FORT LEE, Va. (Oct. 8, 2009) – With 2009 being “The Year of the Noncommissioned Officer,” it was only fitting the winner of NCO of the Year in the Department of the Army Best Warrior Competition has spent most of his military career as a mentor to Soldiers.
Sgt. 1st Class Aaron Beckman, a former drill sergeant currently serving as a senior small group leader at the 7th Army NCO Academy in Grafenwoehr, Germany, was named NCO of the Year Oct. 5 at the Association of the U.S. Army Annual Meeting and Exposition in Washington, D.C.
The Soldier of the Year, Spc. Clancey Henderson, is an intelligence analyst with the 193rd Brigade Support Battalion at Fort Leonard Wood, Mo.
These Soldiers joined 22 others in the annual DA Best Warrior Competition held at Fort Lee, Sept. 28-Oct. 2.
Beckman, who hails from Venango, Neb., is a combat engineer and leads a platoon of four staff sergeants and 48 sergeants in four squads. He said that training others to be the best motivates him to be the best. Beckman said winning Best Warrior will allow him to become even more of a mentor to other Soldiers.
“Being Best Warrior means that my duties will increase, because I have to portray and project the Army to younger Soldiers,” said Beckman.
Competing for Soldier of the Year, Henderson had to beat seven others from FORSCOM units to reach the DA level. Almost immediately, the 21-year-old Longmont, Colo., native began preparing … for the board appearance, combatives, weapons training, land navigation and the Army Physical Fitness Test.
During the Best Warrior APFT, Henderson lapped competitors, waved to the cheering crowds and finished with the best two-mile time. Henderson credits great NCO support for his success.
“(Winning Best Warrior) means I have some of the best NCOs in the Army. By that, I mean that they dedicated the time and resources to training me to the Army’s standard and beyond,” said Henderson.
Sgt. Maj. of the Army Kenneth O. Preston said it was unique that so many military occupational specialties were represented in this year’s competition. Out of the 24 competitors, 19 different specialties – ranging from infantry to chaplain’s assistant – were represented.
“It is pretty remarkable to see this breadth of experience in all these Soldiers,” said Preston. “The NCOs and Soldiers I observed this week are nothing short of inspiring,” Preston said. “I am very, very proud of all of them and they are all winners.”
During the awards ceremony, Army Vice Chief of Staff Gen. Peter W. Chiarelli said all 24 Soldiers competing this year are a good reflection of today’s Army.

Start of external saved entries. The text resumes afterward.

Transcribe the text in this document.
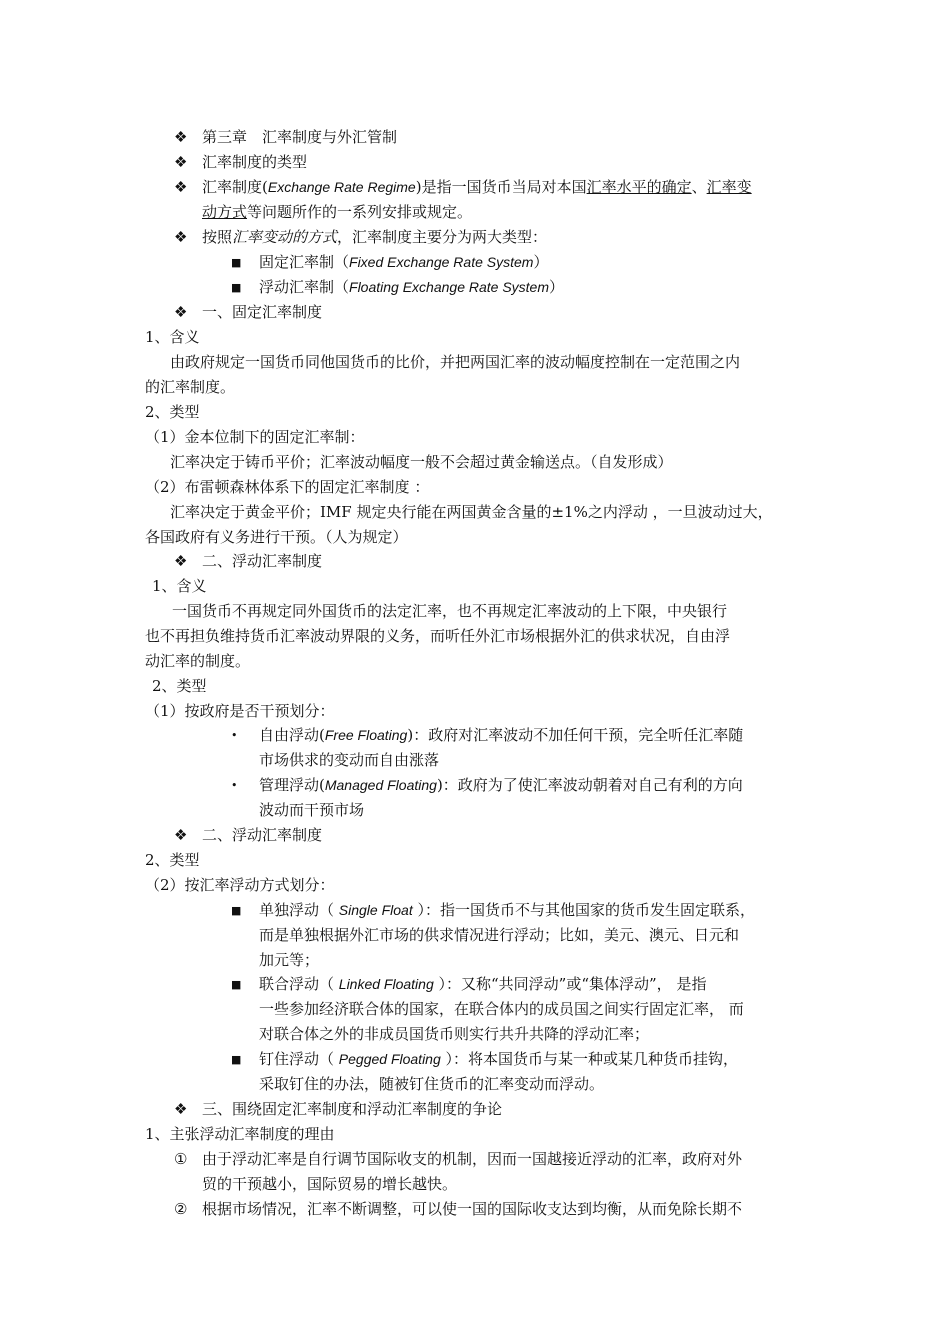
❖ 第三章　汇率制度与外汇管制
❖ 汇率制度的类型
❖ 汇率制度(Exchange Rate Regime)是指一国货币当局对本国汇率水平的确定、汇率变
动方式等问题所作的一系列安排或规定。
❖ 按照汇率变动的方式，汇率制度主要分为两大类型：
■ 固定汇率制（Fixed Exchange Rate System）
■ 浮动汇率制（Floating Exchange Rate System）
❖ 一、固定汇率制度
1、含义
由政府规定一国货币同他国货币的比价，并把两国汇率的波动幅度控制在一定范围之内
的汇率制度。
2、类型
（1）金本位制下的固定汇率制：
汇率决定于铸币平价；汇率波动幅度一般不会超过黄金输送点。（自发形成）
（2）布雷顿森林体系下的固定汇率制度 ：
汇率决定于黄金平价；IMF 规定央行能在两国黄金含量的±1%之内浮动 ，一旦波动过大，
各国政府有义务进行干预。（人为规定）
❖ 二、浮动汇率制度
1、含义
一国货币不再规定同外国货币的法定汇率，也不再规定汇率波动的上下限，中央银行
也不再担负维持货币汇率波动界限的义务，而听任外汇市场根据外汇的供求状况，自由浮
动汇率的制度。
2、类型
（1）按政府是否干预划分：
• 自由浮动(Free Floating)：政府对汇率波动不加任何干预，完全听任汇率随
市场供求的变动而自由涨落
• 管理浮动(Managed Floating)：政府为了使汇率波动朝着对自己有利的方向
波动而干预市场
❖ 二、浮动汇率制度
2、类型
（2）按汇率浮动方式划分：
■ 单独浮动（ Single Float ）：指一国货币不与其他国家的货币发生固定联系，
而是单独根据外汇市场的供求情况进行浮动；比如，美元、澳元、日元和
加元等；
■ 联合浮动（ Linked Floating ）：又称“共同浮动”或“集体浮动”， 是指
一些参加经济联合体的国家，在联合体内的成员国之间实行固定汇率， 而
对联合体之外的非成员国货币则实行共升共降的浮动汇率；
■ 钉住浮动（ Pegged Floating ）：将本国货币与某一种或某几种货币挂钩，
采取钉住的办法，随被钉住货币的汇率变动而浮动。
❖ 三、围绕固定汇率制度和浮动汇率制度的争论
1、主张浮动汇率制度的理由
① 由于浮动汇率是自行调节国际收支的机制，因而一国越接近浮动的汇率，政府对外
贸的干预越小，国际贸易的增长越快。
② 根据市场情况，汇率不断调整，可以使一国的国际收支达到均衡，从而免除长期不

“The 24 men and women we honor here today are the best of the best,” said Chiarelli. “It is especially meaningful to present these awards at such a pivotal time. Our Army and our nation are at war and we have been at war for eight years. This is the longest war we’ve fought with an all-volunteer force and I think that distinction speaks volumes about the individuals serving in our Army today. Most of these NCOs and Soldiers we honor today came in the Army after 9/11; many have deployed to Iraq, Afghanistan … they’ve answered our nation’s call in a time of war, and recognized the hardship and sacrifice that would be asked of them and their Families. Their courage and sense of duty is truly remarkable.”
Preston announced at the end of the luncheon that the awards presented to the NCO and Soldier of the Year will now be known as the Sgt. Maj. of the Army Jack L. Tilley Award. In 2002, Tilley implemented the NCO and Soldier of the Year Competition, which was held at Fort A.P. Hill in its inaugural year. Tilley’s personal goal was to implement a competition to recognize Soldiers above the Army command level, and vowed that it would only get better every year.
The competition, which has been held at Fort Lee the past seven years, became known as Best Warrior in 2006.
The event has evolved to incorporate warriors tasks and battle drills and the latest technology relevant to today’s operating environment.